Market context: before this, companies looked either at dashboards or at rare deep interviews. Anthropic shows how LLMs turn expensive manual UX and qualitative research into a scalable service. Thousands of interviews, one methodology, fast clustering of themes and emotions. This hits three markets at once - classic UX research, customer development agencies, and survey SaaS selling “insights from answers”. It is also a strong enterprise case of an agent that runs a complex process from plan to analysis.
🐻 Bear’s take
For business, a ready pattern appears - an AI interviewer for clients and employees. If you build products, HR, service, or consulting, you can collect deep feedback continuously and much cheaper. The main question shifts from “how to run interviews” to “how to ask the right research questions and embed insights into roadmaps, training, and compensation”.
For investors, this shows how LLM agents enter the qualitative research and insight market that used to live on human hours. Interesting players are those who build vertical solutions on top of such tools and turn raw transcripts into management decisions, not word clouds. Margins of AI-native research agencies can be much higher than classic studios.
For people, the picture is honest. Most already use AI and like the time savings, but feel shame admitting it and anxiety about the future. If you hide ChatGPT or Claude from your team, you are the norm, not the exception. A healthy strategy is to agree internally that AI is an official tool and to train not only how to ask AI, but where its limits are.

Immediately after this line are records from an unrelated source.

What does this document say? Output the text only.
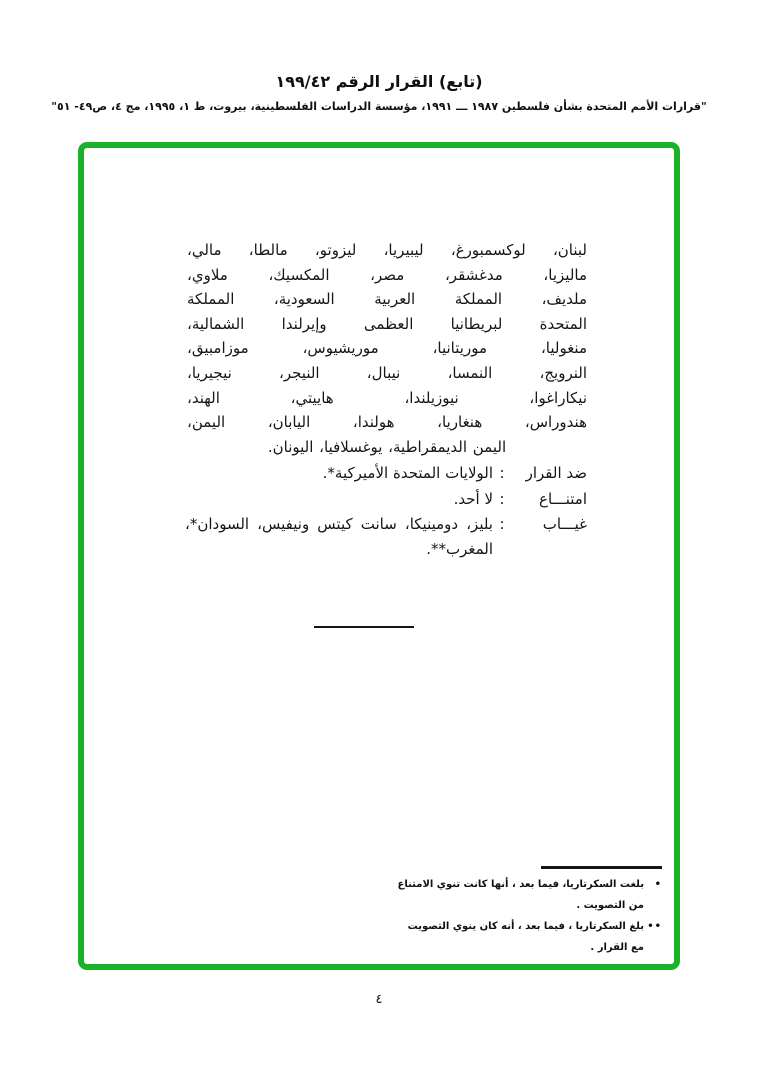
(تابع) القرار الرقم ١٩٩/٤٢
"قرارات الأمم المتحدة بشأن فلسطين ١٩٨٧ ـــ ١٩٩١، مؤسسة الدراسات الفلسطينية، بيروت، ط ١، ١٩٩٥، مج ٤، ص٤٩- ٥١"
لبنان، لوكسمبورغ، ليبيريا، ليزوتو، مالطا، مالي،
ماليزيا، مدغشقر، مصر، المكسيك، ملاوي،
ملديف، المملكة العربية السعودية، المملكة
المتحدة لبريطانيا العظمى وإيرلندا الشمالية،
منغوليا، موريتانيا، موريشيوس، موزامبيق،
النرويج، النمسا، نيبال، النيجر، نيجيريا،
نيكاراغوا، نيوزيلندا، هاييتي، الهند،
هندوراس، هنغاريا، هولندا، اليابان، اليمن،
اليمن الديمقراطية، يوغسلافيا، اليونان.
ضد القرار
:
الولايات المتحدة الأميركية*.
امتنـــاع
:
لا أحد.
غيـــاب
:
بليز، دومينيكا، سانت كيتس ونيفيس، السودان*، المغرب**.
•
بلغت السكرتاريا، فيما بعد ، أنها كانت تنوي الامتناع من التصويت .
••
بلغ السكرتاريا ، فيما بعد ، أنه كان ينوي التصويت مع القرار .
٤
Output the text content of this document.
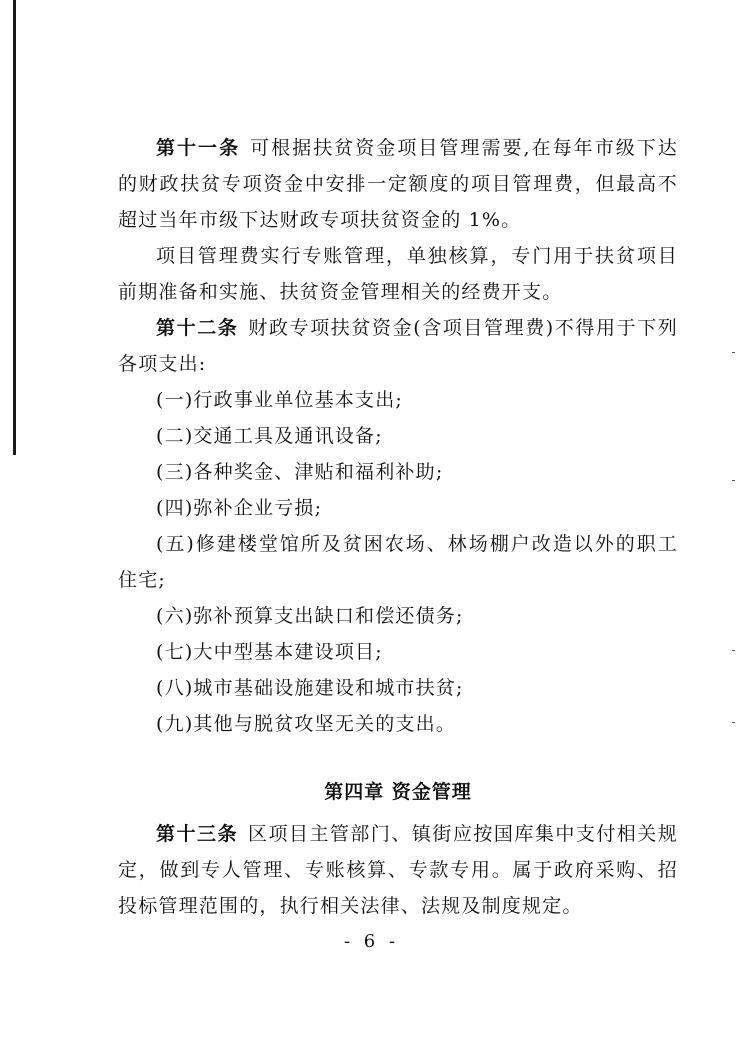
第十一条 可根据扶贫资金项目管理需要,在每年市级下达的财政扶贫专项资金中安排一定额度的项目管理费，但最高不超过当年市级下达财政专项扶贫资金的 1%。

项目管理费实行专账管理，单独核算，专门用于扶贫项目前期准备和实施、扶贫资金管理相关的经费开支。

第十二条 财政专项扶贫资金(含项目管理费)不得用于下列各项支出:

(一)行政事业单位基本支出;

(二)交通工具及通讯设备;

(三)各种奖金、津贴和福利补助;

(四)弥补企业亏损;

(五)修建楼堂馆所及贫困农场、林场棚户改造以外的职工住宅;

(六)弥补预算支出缺口和偿还债务;

(七)大中型基本建设项目;

(八)城市基础设施建设和城市扶贫;

(九)其他与脱贫攻坚无关的支出。

第四章 资金管理

第十三条 区项目主管部门、镇街应按国库集中支付相关规定，做到专人管理、专账核算、专款专用。属于政府采购、招投标管理范围的，执行相关法律、法规及制度规定。

- 6 -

🚨 Bear in mind: who’s at risk
UX researchers and qualitative agencies - 8/10 - AI eats dirty work: scripts, interviews, transcripts, first-pass analysis. Survivors sell research design, interpretation, and business impact, not interview counts.

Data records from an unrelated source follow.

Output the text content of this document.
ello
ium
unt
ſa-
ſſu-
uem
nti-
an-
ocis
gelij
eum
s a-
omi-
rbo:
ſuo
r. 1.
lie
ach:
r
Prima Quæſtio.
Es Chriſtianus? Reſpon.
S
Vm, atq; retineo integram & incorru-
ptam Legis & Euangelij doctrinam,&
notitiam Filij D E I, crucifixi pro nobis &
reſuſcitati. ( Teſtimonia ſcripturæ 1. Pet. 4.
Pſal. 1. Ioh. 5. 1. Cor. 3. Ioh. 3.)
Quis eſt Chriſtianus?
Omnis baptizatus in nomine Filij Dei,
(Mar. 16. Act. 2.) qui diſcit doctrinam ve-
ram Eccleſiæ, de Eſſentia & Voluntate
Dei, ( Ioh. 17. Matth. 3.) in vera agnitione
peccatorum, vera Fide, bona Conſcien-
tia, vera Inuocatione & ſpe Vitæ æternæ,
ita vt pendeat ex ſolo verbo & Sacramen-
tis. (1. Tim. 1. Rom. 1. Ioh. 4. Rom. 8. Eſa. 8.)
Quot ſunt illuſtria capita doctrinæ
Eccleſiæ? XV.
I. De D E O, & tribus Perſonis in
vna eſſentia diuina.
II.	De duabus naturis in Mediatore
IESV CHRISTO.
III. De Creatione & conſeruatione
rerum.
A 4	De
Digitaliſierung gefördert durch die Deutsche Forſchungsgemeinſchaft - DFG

HR engagement SaaS and NPS platforms - 7/10 - any manager will soon spin up an AI interviewer and collect real stories, not checkboxes. You must move into analytics, benchmarks, and links to business outcomes.
Quick bites
Disney invests $1B in OpenAI - Three-year license for Marvel, Pixar, Star Wars, and Disney IP for Sora and ChatGPT Images.
Snowflake and Anthropic sign a $200M deal - Claude agents roll out to 12,600+ Snowflake customers.
Google opens Gemini 3 Deep Think - Available in AI Ultra subscription for $250 per month.
Microsoft open-sources VibeVoice - Real-time TTS with up to 90 minutes of multi-speaker audio.
Harvey raises $160M at $8B valuation - About half of Am Law 100 already uses its AI tools.
OpenAI acquires Neptune.ai - Experiment tracking and training monitoring become strategic.